A la date du 31 décembre 2025, ce sont 328 agréments qui ont été délivrés en sécurité incendie et secourisme à des prestataires par le ministère de l’Intérieur et de la Sécurité, à travers l’Office national de la protection civile (Onpc). Cela, trois ans après la réforme du secteur de la protection civile en Côte d’Ivoire.
Le directeur général de l’Onpc, Amankou Kassi Gabin, l’a indiqué le mardi 27 janvier, lors d’un atelier tenu dans les locaux de l’office, à Cocody. La rencontre avait pour but d’évaluer la mise en œuvre de la réforme.
Face aux représentants des entreprises et cabinets opérant dans le secteur, il s’est réjoui de l’atteinte des objectifs. Selon lui, cela traduit l’attractivité du nouveau cadre réglementaire et la volonté des opérateurs à se conformer aux normes. Il entend identifier les difficultés rencontrées par les acteurs et évaluer la capacité du système à améliorer de manière significative les conditions de travail sur le terrain.
« Cet atelier n’est ni un exercice ni un rappel des procédures existantes. Il s’agit d’un espace d’évaluation partagées destinées à recueillir vos retours d’expérience, à identifier les contraintes opérationnelles et à reformuler des recommandations », a-t-il déclaré.
Au cours de l’atelier, diverses observations ont été faites. Elles ont abouti à des recommandations pour améliorer la réforme engagée depuis 2022 et répondre aux besoins des populations.

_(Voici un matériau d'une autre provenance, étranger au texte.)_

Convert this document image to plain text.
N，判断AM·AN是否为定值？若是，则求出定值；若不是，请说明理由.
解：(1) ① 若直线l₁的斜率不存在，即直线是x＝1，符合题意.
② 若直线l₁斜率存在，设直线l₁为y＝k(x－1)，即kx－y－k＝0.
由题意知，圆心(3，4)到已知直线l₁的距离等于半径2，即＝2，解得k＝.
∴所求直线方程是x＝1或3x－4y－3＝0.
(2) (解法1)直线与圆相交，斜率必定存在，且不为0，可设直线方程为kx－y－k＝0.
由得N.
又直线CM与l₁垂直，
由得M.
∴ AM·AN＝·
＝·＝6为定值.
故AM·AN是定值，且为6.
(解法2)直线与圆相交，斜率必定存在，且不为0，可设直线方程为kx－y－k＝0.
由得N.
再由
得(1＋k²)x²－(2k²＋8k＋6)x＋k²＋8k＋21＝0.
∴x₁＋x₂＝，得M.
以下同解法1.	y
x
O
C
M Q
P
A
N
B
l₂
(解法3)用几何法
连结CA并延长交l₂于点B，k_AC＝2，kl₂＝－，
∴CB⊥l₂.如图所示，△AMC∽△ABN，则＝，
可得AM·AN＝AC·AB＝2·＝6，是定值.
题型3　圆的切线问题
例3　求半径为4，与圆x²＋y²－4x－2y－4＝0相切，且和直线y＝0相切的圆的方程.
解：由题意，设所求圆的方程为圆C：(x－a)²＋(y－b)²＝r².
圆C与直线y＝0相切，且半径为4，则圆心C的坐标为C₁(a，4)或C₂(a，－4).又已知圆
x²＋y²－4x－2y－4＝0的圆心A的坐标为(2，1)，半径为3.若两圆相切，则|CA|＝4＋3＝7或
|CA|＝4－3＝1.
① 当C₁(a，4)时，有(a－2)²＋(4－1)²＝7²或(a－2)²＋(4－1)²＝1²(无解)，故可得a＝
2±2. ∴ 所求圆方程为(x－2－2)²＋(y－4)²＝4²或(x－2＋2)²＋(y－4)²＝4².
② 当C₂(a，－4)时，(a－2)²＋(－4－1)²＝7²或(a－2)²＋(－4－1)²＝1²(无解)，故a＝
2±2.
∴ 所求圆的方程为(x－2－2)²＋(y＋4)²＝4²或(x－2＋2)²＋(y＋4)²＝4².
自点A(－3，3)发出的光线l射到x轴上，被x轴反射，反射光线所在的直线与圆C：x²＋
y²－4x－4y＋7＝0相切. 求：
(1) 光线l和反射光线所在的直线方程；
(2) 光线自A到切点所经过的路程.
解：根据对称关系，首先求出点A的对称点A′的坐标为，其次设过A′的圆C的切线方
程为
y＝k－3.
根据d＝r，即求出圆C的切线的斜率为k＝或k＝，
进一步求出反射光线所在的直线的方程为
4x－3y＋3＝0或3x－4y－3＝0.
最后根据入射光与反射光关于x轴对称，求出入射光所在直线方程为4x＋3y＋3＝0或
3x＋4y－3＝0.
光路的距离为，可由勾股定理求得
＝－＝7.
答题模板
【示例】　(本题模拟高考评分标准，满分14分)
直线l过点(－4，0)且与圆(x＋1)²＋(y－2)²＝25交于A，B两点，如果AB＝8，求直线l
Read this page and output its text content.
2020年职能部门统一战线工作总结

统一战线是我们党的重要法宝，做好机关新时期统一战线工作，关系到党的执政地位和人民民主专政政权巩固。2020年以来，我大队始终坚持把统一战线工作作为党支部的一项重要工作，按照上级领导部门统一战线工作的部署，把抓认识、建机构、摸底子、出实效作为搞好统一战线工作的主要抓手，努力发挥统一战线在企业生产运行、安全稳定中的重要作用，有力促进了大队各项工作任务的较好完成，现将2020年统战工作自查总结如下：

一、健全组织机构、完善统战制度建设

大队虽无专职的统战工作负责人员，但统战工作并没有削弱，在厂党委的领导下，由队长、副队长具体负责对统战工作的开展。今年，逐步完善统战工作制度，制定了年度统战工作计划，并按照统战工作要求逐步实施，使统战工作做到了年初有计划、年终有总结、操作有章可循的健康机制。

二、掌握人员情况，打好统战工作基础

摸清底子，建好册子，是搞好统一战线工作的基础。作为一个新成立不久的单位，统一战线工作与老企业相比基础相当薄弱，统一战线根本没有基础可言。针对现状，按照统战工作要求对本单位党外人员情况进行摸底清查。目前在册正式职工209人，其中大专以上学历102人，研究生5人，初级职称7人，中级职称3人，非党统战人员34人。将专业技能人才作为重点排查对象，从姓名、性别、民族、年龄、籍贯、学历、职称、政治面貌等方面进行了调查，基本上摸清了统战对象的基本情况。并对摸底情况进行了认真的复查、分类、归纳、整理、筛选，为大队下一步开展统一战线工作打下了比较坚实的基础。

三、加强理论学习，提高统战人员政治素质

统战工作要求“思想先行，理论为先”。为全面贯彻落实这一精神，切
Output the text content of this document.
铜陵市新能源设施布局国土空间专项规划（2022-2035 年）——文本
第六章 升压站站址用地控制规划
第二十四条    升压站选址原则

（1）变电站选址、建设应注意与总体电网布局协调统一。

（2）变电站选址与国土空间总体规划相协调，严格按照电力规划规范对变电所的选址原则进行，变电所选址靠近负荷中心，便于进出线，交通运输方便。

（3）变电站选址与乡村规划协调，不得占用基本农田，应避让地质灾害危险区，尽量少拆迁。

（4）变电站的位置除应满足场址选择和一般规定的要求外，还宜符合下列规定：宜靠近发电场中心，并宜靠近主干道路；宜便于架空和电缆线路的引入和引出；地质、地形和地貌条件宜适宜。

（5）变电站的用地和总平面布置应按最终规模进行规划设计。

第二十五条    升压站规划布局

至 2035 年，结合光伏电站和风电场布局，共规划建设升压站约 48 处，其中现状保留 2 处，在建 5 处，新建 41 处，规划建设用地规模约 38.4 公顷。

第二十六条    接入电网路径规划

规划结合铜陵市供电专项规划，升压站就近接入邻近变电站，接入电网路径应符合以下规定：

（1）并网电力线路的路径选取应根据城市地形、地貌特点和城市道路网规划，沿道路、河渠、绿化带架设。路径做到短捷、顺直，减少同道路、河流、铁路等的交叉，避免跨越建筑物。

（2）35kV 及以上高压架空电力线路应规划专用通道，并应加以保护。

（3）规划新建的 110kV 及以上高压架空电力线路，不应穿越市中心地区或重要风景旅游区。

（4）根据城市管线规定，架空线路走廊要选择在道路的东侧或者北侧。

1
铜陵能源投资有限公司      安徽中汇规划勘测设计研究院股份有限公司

Ce sont notamment la prolongation de la validité de l’agrément qui est de deux ans, la réduction du délai du traitement des dossiers pour l’agrément (deux mois), l’intensification des contrôles dans les zones industrielles, le rabais des frais de renouvellement fixé actuellement à 500 000 Fcfa, le renforcement de la crédibilité des cabinets de sécurité incendie et secourisme en prenant en compte les rapports d’audit ainsi que l’uniformisation des coûts de prestations.
La réforme a été marquée par le passage d’un système d’autorisations provisoires à un régime d’agrément formel délivré par un arrêté du ministre de l’Intérieur et de la Sécurité.
Elle visait, entre autres, à assainir les secteurs de la sécurité incendie et secourisme, à professionnaliser les acteurs et à renforcer la qualité des prestations, à rendre crédible l’agrément vis-à-vis de leurs partenaires, à permettre aux acteurs d’exercer et de participer à des appels d’offre en toute légalité.